Ravel: Jeux de Miroirs (Harmonia Mundi, 2020)

Em janeiro de 2019, em entrevista à “Platea”, e precisamente a propósito de Ravel, Javier Perianes foi confrontado com a questão da apropriação cultural (pelo ar, ainda, o eco das palminhas aciganadas de ‘Malamente’, de Rosalía): “Não me atreveria a afirmá-lo de modo categórico”, respondeu o pianista, ciente de que se discutiam práticas que, em rigor, não pertencem exclusivamente a ninguém. “Temos de reconhecer que Ravel permite uma visão de Espanha extremamente refinada em algumas das suas peças. Diria que a perspetiva francesa de inícios do século XX era de um folclorismo requintado. Ou seja, que, a partir de postulados muito seus, assimilava elementos da nossa música que imediatamente estilizava com cores e recursos próprios. Aliás, em França, senti sempre que o público reagia de forma muito positiva à música espanhola, como se de alguma maneira nela fosse encontrando algo de si mesmo”, explicava. Estava já a falar de espelhos – ou, pelo menos, da transferência para o plano figurado daquela empática relação com espelhos que, segundo Lacan, desenvolvemos, ali, entre os 6 e os 18 meses, e que leva a que nos situemos no mundo. Agora, neste curiosíssimo CD, que se diria saído do campo da psicologia cognitiva, é Ravel que Perianes põe ao espelho: “De um lado, o compositor que escrevia originalmente para piano; do outro, o genial orquestrador”, anuncia. Isto é, com Pons, propõe que escutemos, de seguida, “Alborada del gracioso” e “Le Tombeau de Couperin” nos seus enunciados iniciais e nas suas formulações revistas, tornava Ravel às suas partituras como Monet aos seus nenúfares.
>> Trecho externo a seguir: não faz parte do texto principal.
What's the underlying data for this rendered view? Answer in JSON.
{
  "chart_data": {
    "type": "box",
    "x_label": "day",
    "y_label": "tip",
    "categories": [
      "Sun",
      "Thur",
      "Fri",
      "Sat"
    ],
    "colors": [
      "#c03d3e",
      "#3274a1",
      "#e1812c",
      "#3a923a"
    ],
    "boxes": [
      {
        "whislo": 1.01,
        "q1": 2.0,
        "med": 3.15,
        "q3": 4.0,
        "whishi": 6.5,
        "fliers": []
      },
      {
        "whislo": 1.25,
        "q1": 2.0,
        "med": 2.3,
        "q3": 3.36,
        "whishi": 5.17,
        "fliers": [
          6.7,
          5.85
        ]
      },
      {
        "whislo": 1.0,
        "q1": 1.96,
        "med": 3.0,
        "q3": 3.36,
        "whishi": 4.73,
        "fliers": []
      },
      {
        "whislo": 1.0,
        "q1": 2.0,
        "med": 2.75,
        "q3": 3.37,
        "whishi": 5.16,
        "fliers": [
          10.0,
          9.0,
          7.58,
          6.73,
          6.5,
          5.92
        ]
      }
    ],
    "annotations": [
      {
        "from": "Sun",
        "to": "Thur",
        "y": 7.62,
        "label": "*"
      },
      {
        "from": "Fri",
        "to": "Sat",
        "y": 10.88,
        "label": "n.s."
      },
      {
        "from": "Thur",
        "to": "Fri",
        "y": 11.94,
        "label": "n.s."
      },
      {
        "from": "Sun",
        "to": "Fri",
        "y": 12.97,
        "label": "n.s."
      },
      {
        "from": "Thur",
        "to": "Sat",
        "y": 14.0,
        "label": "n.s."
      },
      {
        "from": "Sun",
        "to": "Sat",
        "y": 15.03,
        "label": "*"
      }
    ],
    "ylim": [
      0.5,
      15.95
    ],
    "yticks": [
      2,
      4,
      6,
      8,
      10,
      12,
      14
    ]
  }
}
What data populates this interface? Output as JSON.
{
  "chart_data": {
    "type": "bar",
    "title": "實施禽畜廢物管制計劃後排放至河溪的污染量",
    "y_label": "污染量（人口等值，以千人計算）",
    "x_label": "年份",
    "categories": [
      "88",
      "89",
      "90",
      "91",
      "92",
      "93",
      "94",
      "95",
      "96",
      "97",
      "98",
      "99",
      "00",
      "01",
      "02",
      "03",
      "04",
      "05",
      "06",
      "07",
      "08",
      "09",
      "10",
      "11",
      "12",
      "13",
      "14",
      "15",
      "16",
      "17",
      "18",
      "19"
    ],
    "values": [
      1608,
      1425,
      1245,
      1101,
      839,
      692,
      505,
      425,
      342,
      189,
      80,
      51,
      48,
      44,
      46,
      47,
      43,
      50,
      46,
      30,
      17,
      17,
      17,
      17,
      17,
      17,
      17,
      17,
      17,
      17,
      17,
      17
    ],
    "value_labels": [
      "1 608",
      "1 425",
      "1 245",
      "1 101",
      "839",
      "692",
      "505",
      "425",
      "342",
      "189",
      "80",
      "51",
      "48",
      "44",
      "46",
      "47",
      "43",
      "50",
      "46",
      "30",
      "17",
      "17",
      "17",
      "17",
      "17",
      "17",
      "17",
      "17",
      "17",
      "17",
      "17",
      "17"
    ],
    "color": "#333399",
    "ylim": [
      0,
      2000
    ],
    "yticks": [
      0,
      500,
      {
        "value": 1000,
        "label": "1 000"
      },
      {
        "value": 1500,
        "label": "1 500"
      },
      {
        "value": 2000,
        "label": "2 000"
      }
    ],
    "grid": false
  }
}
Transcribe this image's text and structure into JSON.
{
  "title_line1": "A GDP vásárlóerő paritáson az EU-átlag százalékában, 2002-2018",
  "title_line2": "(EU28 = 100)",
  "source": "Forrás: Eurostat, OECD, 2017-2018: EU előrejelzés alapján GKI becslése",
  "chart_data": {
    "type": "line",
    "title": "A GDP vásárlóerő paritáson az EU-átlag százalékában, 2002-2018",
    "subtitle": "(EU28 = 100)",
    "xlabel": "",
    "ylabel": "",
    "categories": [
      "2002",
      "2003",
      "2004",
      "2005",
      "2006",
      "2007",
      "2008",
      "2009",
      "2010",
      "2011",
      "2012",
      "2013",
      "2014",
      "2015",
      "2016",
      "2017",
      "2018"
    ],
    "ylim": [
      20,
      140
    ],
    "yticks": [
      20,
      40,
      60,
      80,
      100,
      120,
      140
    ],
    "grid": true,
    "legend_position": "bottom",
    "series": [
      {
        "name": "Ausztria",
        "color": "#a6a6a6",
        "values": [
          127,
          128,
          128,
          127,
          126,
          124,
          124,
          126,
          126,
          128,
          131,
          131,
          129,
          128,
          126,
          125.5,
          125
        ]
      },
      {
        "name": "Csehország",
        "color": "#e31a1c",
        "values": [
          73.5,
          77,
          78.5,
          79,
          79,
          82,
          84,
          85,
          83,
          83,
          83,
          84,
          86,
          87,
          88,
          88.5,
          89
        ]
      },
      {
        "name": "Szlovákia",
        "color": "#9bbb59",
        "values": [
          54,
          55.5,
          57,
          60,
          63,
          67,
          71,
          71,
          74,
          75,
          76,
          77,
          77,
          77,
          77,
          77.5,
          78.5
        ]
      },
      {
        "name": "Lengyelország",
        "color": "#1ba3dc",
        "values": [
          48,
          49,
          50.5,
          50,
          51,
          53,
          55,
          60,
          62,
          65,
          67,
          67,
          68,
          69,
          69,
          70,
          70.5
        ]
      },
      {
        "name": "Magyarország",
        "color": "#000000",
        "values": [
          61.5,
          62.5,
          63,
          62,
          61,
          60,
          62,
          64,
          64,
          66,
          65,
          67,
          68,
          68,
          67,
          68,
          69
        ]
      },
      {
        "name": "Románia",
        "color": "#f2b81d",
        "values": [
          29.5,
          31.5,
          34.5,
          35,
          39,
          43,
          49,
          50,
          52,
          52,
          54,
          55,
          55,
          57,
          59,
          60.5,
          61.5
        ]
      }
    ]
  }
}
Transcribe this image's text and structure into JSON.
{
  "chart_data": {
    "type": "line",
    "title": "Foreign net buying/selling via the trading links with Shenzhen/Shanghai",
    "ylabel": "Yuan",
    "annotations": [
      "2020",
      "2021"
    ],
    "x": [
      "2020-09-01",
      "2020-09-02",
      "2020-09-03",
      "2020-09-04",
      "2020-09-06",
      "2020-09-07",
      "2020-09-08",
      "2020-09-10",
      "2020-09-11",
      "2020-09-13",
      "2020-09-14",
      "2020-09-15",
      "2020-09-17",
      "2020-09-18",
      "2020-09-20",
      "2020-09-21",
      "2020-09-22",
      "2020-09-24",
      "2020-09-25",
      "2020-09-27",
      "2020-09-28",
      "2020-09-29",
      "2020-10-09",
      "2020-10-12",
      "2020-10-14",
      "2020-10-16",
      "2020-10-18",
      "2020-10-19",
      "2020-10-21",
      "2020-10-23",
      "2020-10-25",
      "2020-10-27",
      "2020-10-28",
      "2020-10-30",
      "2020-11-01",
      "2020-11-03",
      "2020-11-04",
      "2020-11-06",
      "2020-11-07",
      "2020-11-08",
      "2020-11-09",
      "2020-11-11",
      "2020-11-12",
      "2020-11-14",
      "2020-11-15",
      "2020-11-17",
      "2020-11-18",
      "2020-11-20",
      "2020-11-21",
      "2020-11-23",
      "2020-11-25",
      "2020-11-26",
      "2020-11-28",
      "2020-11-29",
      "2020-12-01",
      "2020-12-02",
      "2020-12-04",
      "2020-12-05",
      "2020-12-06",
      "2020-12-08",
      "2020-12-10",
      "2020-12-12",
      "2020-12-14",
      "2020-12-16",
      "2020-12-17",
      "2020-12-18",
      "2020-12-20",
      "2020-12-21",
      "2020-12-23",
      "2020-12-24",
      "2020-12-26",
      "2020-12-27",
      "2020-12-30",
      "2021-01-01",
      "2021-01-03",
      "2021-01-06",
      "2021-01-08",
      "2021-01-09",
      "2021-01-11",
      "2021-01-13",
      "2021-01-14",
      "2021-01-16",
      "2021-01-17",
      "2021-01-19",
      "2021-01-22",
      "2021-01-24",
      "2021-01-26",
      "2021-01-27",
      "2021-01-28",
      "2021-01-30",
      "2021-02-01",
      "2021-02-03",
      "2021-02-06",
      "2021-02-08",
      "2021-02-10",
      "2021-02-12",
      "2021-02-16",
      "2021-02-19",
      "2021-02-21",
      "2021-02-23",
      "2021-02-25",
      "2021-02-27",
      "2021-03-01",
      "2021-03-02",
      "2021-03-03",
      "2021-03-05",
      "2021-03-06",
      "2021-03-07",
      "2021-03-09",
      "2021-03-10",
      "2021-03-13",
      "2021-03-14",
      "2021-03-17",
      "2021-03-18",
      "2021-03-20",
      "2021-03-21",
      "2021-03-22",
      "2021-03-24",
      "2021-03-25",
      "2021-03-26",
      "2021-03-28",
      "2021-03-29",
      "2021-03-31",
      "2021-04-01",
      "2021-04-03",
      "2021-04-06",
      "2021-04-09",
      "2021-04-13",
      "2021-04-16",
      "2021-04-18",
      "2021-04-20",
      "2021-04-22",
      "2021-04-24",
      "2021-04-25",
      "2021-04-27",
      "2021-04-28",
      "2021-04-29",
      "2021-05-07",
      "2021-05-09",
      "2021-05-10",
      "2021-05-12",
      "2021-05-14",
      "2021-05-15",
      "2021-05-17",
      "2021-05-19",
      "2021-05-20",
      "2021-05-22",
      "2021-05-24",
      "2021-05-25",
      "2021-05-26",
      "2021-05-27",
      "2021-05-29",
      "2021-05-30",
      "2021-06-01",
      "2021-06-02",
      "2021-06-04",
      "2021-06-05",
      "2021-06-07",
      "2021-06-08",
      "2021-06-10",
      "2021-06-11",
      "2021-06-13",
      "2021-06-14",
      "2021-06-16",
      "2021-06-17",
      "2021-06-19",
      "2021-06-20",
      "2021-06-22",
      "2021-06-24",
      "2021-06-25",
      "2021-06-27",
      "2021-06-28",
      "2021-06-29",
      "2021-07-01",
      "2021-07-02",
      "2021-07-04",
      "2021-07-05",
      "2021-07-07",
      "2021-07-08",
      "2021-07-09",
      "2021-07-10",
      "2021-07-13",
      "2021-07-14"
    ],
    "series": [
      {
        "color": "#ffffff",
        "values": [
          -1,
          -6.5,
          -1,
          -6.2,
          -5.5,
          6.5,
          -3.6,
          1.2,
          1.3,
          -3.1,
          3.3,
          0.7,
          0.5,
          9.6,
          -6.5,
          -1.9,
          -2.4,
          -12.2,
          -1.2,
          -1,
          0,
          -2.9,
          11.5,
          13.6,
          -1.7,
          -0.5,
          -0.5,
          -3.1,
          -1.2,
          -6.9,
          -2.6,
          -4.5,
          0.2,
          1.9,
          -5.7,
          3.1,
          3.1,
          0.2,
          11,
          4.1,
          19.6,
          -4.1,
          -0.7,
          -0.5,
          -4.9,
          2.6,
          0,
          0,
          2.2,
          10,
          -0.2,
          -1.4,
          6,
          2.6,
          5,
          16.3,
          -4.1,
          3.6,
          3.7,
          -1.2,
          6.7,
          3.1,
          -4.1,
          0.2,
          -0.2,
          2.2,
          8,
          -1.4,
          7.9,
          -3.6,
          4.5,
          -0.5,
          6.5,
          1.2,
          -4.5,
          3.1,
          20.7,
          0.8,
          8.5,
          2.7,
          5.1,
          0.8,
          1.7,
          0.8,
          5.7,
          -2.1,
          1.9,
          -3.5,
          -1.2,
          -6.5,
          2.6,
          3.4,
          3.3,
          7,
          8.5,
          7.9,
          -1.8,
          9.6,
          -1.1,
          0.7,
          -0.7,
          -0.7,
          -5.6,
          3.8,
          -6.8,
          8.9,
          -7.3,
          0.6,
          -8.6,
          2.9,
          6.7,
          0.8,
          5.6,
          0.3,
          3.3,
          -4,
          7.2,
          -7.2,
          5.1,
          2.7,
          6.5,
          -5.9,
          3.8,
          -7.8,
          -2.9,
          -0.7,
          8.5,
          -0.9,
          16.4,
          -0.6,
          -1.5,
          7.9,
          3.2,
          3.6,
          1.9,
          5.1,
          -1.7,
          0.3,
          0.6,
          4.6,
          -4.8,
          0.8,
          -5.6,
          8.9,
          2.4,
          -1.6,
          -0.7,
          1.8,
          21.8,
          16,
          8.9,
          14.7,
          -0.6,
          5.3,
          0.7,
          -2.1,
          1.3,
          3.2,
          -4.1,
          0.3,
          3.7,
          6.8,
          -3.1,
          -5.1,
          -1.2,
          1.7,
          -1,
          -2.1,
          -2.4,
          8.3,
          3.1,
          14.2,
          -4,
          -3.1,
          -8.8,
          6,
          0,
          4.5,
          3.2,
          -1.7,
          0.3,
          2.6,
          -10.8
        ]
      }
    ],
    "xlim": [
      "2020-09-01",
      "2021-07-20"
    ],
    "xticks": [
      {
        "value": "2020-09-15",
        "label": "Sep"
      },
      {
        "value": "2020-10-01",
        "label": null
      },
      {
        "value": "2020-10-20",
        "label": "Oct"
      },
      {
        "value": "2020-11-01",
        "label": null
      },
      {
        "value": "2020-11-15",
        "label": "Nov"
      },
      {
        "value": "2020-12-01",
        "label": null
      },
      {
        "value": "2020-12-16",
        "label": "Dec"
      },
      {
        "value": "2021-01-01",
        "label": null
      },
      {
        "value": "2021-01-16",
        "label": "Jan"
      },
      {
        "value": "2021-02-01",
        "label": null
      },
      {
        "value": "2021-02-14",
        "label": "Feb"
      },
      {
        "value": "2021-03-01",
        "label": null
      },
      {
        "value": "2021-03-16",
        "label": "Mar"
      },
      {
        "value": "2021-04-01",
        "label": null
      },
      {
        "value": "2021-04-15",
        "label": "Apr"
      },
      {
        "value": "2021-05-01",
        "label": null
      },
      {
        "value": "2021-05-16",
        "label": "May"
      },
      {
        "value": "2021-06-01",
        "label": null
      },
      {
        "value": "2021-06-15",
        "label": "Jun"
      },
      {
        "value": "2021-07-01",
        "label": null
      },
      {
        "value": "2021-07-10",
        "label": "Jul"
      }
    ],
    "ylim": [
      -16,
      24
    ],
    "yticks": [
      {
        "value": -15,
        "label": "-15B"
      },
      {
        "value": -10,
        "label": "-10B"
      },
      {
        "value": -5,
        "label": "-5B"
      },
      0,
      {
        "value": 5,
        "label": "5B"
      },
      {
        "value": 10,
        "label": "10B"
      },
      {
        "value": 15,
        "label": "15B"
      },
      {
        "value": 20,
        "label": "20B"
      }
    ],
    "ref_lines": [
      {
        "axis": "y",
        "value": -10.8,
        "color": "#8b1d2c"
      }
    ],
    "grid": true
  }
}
Pressuposto que me traz à memória o dia em que visitei a casa-museu de Ravel, em Montfort-l’Amaury, e me senti a profanar o templo de um solipsista, quando tudo o que conhecia da obra dele apontava em sentido inverso: também aqui, numa articulação clara e arejada, sobretudo quando faz pivô num “Concerto para Piano em Sol maior” em que alivia o asfíxico efeito estufa que há anos anuvia a obra, revela Perianes esse delicado Ravel tão dado aos seus semelhantes, nem que fosse apenas para melhor lhes captar o reflexo.